Mary Portas’ programme is a great lesson for marketers who have little exposure to the coal face

Anybody seeking a career in marketing could do worse than watch Mary Portas’ new series, Mary Queen of Shops, as the retail marketing guru plays mentor to a selection of Britain’s independent shops. I particularly enjoyed last week’s series opener when Portas clashes memorably with the owner of a failing stuck in a time-warp bakery in South-west London.

The programme is a great lesson for marketers who spend their working life developing strategic brand plans but have little exposure to the coal face. When consulting with smaller businesses you tend to have to deal with the owner or founder of a business. This is good in that you can talk directly to the organ grinder, but challenging in that privately owned businesses are typically full of irrational people with emotions running high. In such a situation, there is little room for marketing hyperbole. Straight talking is required and there is no chance of hiding behind long PowerPoint presentations.

The show also provides a wonderful insight into what most business people think of as marketing. Put simply, they think we do a bit of design or maybe the odd advert or promotion. In my book, Mary Portas is a very good intuitive marketer. She is not just a luxury designer girl. She understands how to connect with consumers and how to add value to products. More often than not, this is not about design or advertising, but about getting the basic brand offering right. On her visit to the bakery, Portas dares to suggest that the iced buns, smiley-faced jam tarts and sliced white bread are not perhaps what the yummy mummy and commuter folk of Raynes Park are looking for these days.
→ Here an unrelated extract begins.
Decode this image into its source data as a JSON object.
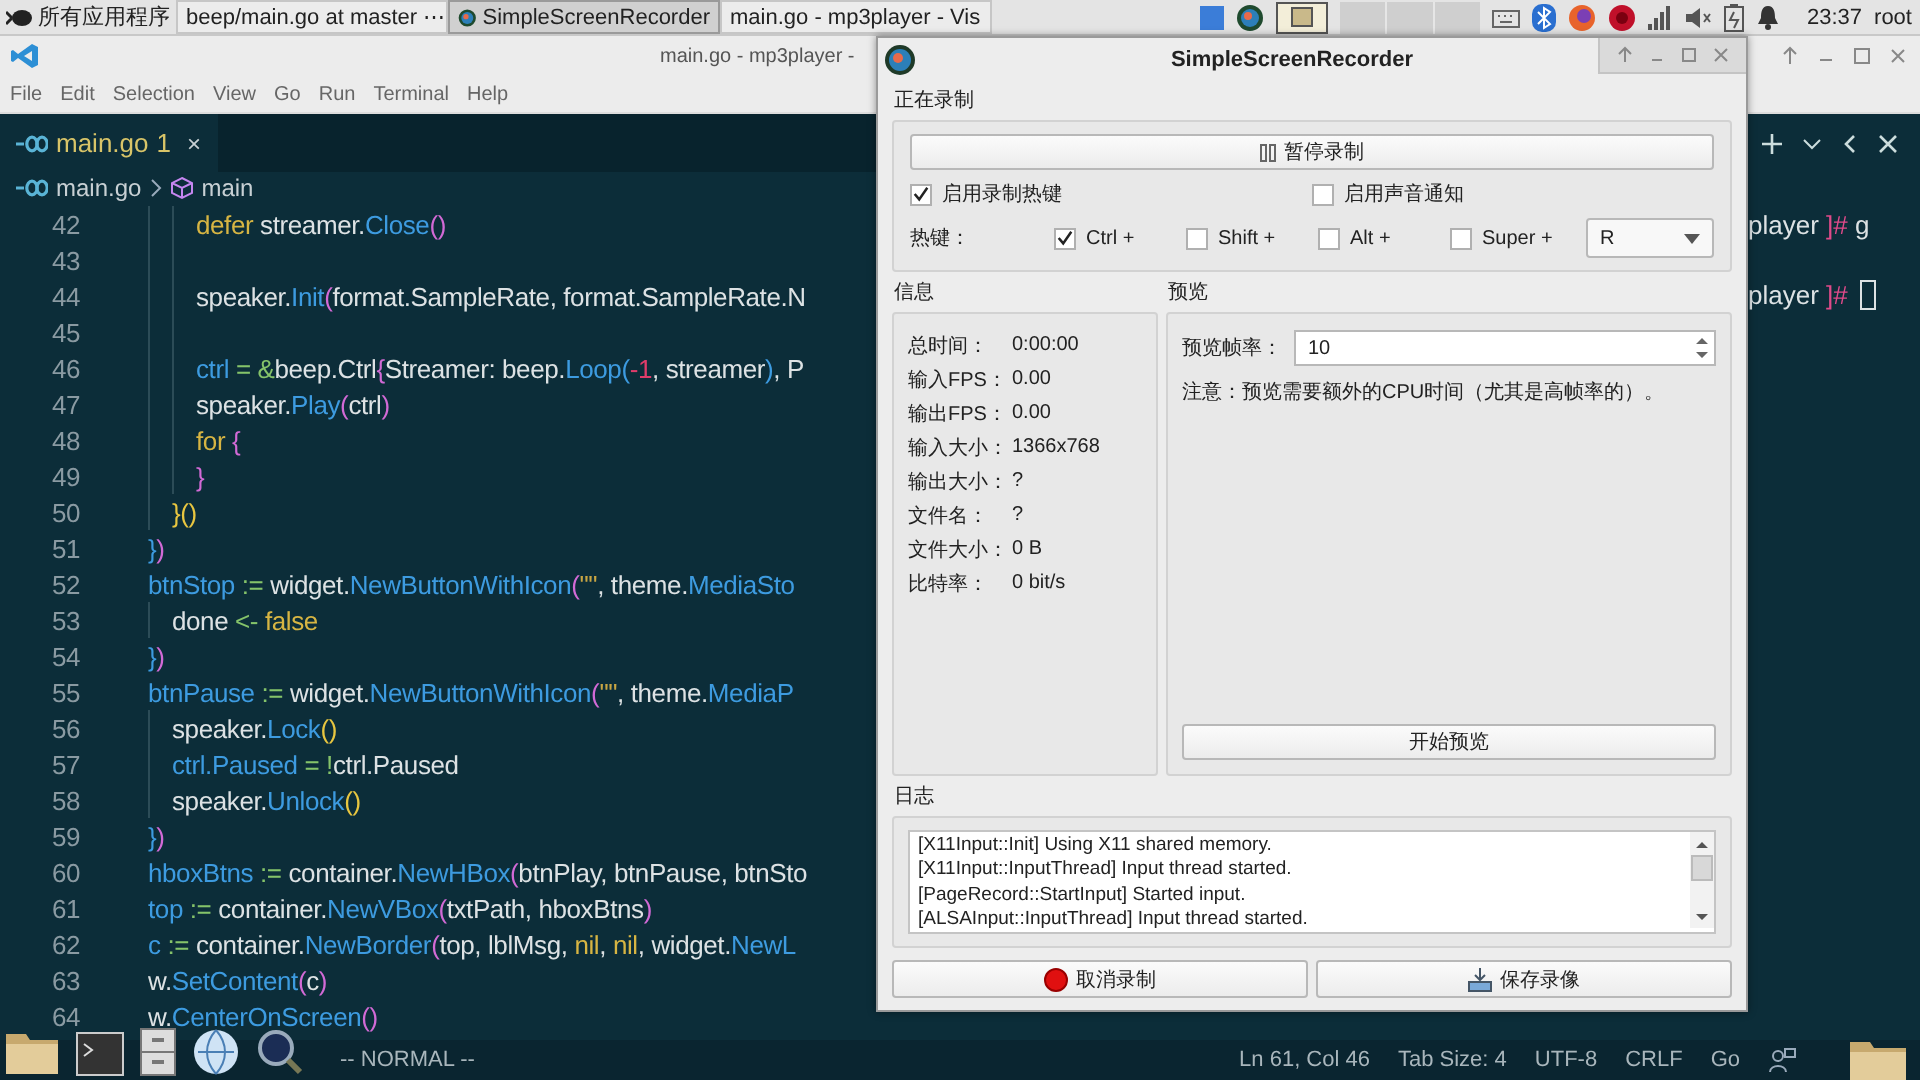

She is right, though I suspect there are a fair few Raynes Park oldie regulars who remain delighted with the lack of change and progress at their local bakery.

“Mary Portas’ programme is a great lesson for marketers who have little exposure to the coal face”

The challenge is how to attract a new generation while not completely alienating those loyalists who still pay your bills. It is a challenge facing many brand managers across the country. In my experience the only way to crack this is to be crystal clear about who your target market is. Get this right and the rest will flow.

However, if you own your own bakery and have personally served many of the same customers for 36 years, it is utterly terrifying to tell your loyalists that they no longer represent your core target audience. Marketing is much tougher in the real world.